RuggeroNel 1086 a Ravanusa in occasione di una delle battaglie combattute dal Conte Ruggero per la liberazione della Sicilia dagli infedeli, apparve a questo in sogno la Madonna, invocata per intercedere a favore del suo esercito, stremato dalla sete, nonché per la morte del fratello Roberto. Fu così che la Beata Vergine compiva un duplice miracolo facendo risuscitare il congiunto e indicando a Ruggero il luogo dove trovare l’acqua . In prossimità dell’accampamento, nella località in seguito detta di Ravanusa, sotto un albero di fico fu trovata la sorgente alla quale poté dissetarsi l’esercito normanno . I soldati così ritemprati ebbero le forze necessarie per dare l’assalto alla roccaforte nemica su Monte Saraceno che, con l’incitazione del Conte Ruggero e la protezione dello «stendardo della beata vergine», fu facilmente espugnata . Subito dopo la vittoria conseguita sugli infedeli, puniti con la totale distruzione della loro città, Ruggero e il suo esercito fecero solenne atto di ringraziamento alla Madonna che apparve loro chiedendo l’edificazione in quel luogo di un santuario . Il Conte prontamente fece allora erigere presso il distrutto abitato degli infedeli la chiesa richiesta dalla Madonna, da allora appellata “S. Maria di Ravanosa”

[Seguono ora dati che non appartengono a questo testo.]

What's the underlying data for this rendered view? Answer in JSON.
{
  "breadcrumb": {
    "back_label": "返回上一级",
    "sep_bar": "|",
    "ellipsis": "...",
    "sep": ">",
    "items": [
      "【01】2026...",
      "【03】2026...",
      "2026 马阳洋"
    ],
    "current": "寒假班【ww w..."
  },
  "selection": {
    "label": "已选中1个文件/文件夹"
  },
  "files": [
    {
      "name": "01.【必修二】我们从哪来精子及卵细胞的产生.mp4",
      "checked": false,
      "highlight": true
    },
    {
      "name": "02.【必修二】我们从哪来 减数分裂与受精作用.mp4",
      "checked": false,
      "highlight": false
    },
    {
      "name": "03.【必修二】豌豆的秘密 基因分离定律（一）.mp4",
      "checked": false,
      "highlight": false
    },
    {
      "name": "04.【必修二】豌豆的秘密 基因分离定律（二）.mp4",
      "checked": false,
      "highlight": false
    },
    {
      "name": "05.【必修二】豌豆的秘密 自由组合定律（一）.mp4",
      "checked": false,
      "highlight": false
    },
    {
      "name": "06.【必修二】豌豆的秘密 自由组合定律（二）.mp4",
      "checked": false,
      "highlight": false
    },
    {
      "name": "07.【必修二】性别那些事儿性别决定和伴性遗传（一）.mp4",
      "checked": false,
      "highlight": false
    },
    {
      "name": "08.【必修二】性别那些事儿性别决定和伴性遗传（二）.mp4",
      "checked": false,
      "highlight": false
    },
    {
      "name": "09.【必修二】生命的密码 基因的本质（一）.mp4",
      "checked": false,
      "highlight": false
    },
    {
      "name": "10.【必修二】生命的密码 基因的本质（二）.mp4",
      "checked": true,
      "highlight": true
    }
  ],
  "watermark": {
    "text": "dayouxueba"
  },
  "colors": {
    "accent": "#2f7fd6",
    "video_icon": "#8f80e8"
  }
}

La Madonna di Ravanusa divenne la protettrice di tutta la Sicilia, molto venerata dal popolo siciliano;
in contrada Ravanusa di San Giovanni La Punta viene edificato un Santuario a Lei dedicato tuttora  esistente.
Giovanni Verga nutriva un profondo affetto per questo Santuario e per la Madonna di Ravanusa,come si denota dalle pagine di Nedda la varannisa abitante a Ravanusa.
La novella si conclude con le suppliche di Nedda alla Madonna di Ravanusa  con gli occhi asciutti e spalancati  fuor misura: ”Oh!benedetta voi,Vergine Santa!”